The map from the test input is square, and eleven is the length of a side.

Before I think about how that can help me and then how to detect such a pattern, I want to check if such a pattern even exists on real input.

I can not eyeball it on 1000 steps. After adding grouping by the second derivative, the pattern is visible there. Starting from step 132, 0 repeats every 131 steps. 131 is the length of a side in the actual input. Looks like this is the way to detect a pattern. Get a side length, and iterate through the steps until a second derivative is repeated.
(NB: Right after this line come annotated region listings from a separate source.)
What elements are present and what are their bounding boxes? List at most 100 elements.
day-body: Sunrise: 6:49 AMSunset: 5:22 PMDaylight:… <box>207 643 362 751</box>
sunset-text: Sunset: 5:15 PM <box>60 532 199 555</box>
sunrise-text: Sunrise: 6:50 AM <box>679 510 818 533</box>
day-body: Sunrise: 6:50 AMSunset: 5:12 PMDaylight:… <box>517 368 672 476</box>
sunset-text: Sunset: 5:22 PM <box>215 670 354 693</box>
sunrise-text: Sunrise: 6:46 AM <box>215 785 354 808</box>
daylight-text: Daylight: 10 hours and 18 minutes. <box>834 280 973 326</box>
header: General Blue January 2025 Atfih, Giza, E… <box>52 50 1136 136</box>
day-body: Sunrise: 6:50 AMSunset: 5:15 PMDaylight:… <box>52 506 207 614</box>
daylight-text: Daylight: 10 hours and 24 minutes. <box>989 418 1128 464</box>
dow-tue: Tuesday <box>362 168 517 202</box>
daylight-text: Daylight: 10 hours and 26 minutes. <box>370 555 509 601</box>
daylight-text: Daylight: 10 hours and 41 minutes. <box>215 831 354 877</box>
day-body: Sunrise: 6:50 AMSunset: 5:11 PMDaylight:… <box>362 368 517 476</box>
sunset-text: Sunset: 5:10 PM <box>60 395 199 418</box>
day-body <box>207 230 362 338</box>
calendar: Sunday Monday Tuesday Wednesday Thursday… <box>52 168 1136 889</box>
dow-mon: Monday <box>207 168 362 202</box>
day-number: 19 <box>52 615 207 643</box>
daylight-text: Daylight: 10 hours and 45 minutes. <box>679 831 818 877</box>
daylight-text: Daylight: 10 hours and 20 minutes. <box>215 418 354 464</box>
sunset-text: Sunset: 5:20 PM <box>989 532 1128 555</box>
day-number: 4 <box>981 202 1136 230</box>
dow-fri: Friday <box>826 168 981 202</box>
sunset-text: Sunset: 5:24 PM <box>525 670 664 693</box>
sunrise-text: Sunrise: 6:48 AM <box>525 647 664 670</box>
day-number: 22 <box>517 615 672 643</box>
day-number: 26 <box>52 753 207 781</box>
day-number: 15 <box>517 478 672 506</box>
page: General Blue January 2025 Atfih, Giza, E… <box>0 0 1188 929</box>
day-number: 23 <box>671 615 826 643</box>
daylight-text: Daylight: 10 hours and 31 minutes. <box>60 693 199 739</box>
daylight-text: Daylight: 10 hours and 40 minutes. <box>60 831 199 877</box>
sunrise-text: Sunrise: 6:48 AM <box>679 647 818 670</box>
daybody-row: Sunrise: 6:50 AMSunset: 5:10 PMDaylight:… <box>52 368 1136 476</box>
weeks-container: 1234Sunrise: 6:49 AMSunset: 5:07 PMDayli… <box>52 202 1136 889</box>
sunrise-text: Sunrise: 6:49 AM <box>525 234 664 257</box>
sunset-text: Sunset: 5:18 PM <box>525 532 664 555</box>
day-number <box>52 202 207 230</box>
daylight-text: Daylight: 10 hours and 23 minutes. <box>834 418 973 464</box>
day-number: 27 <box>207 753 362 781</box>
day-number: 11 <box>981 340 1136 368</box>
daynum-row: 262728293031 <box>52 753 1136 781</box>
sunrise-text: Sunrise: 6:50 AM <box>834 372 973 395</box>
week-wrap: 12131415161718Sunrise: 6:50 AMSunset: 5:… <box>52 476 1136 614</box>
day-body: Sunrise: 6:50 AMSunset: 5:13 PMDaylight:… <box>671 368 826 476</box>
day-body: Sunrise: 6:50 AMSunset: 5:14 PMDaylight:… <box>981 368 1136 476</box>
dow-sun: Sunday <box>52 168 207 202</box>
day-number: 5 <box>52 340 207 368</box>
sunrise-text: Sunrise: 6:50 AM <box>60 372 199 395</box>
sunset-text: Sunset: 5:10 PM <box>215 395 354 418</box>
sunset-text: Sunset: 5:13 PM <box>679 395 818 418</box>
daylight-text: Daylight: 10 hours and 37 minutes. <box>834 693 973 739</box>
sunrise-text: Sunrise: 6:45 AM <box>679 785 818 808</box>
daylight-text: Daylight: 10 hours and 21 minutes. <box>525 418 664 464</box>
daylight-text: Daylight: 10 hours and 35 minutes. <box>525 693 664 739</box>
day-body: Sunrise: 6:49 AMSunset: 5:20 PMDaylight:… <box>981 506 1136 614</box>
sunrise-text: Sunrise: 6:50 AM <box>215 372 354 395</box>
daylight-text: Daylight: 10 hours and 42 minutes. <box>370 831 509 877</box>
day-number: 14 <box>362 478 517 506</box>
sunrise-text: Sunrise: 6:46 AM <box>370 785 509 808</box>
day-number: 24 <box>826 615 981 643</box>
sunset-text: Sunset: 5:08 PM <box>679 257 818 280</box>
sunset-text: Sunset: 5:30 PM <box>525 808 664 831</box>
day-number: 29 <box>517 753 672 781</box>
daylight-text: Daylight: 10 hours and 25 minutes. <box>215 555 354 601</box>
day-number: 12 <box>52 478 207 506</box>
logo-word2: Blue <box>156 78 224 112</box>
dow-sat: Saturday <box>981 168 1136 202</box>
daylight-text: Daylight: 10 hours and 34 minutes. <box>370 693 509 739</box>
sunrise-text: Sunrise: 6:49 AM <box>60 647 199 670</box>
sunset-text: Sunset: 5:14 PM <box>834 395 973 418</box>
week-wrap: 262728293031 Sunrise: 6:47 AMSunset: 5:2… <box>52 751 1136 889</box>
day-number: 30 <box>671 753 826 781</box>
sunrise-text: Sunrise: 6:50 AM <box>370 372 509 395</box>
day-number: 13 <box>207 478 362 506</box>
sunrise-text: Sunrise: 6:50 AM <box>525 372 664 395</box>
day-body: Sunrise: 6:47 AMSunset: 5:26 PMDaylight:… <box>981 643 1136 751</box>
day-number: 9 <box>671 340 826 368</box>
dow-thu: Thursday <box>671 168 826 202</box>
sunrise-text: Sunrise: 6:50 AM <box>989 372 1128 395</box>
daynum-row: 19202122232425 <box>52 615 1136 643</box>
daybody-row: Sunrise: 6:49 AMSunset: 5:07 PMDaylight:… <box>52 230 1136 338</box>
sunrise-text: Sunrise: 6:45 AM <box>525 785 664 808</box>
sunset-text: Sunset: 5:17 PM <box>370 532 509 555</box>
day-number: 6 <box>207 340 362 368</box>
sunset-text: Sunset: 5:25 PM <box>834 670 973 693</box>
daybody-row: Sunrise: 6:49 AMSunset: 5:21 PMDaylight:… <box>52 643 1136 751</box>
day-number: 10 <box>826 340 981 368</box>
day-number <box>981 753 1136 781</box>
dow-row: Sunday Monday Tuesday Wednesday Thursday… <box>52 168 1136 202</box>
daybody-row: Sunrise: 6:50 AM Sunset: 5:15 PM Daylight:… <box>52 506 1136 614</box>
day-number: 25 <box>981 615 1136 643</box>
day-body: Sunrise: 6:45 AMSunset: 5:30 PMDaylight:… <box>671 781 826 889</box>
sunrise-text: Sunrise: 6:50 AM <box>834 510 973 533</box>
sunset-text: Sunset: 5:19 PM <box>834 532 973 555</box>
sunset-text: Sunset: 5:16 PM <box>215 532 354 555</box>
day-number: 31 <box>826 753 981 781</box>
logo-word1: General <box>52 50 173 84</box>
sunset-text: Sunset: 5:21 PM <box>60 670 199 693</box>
Let's figure out what to do with it tomorrow.

It has been a long time since I wrote the previous sentence. I got sick and was in bed without any energy to continue. Now, I hope I am back to pre-sickness performance levels. Let’s figure out what’s left.

131 does not help at all. 26501365 - is the number of steps. It is not divisible by 131. 26501365 - 133 is also not divisible by 131. So yeah, while there is a pattern, I do not see how it can help me.

I was playing a bit with numbers. IDK if that has a meaning but 202300 * 131 + 65 = 26501365

65 + 131 * 0 = 3_917
65 + 131 * 1 = 34_920
65 + 131 * 2 = 96_829
65 + 131 * 3 = 189_644
65 + 131 * 4 = 313_365
65 + 131 * 5 = 467_992

Does it make any sense?

It does. Oh boy, it does. d1 - first derivative. d2 - second derivative.

N     Value       d1         d2
0    3_917
1    34_920      31_003
2    96_829      61_909     30_906
3    189_644     92_815     30_906           

This means I can use simple math to calculate needed values like that.

1: 3_917 + 31_003 + 30_906 * 0 = 34_920
2: 34_920 + 31_003 + 30_906 * 1 = 96_829
3: 96_829 + 31_003 + 30_906 * 2 = 189_644
4: 189_644 + 31_003 + 30_906 * 3 = 313_365
5: 313_365 + 31_003 + 30_906 * 4 = 467_992

Now I need to repeat that 202300 times. Easy.


As an afterword, I can say that time I spent on Advent of Code was well spent. I had a lot of fun, and I am looking forward to the next one.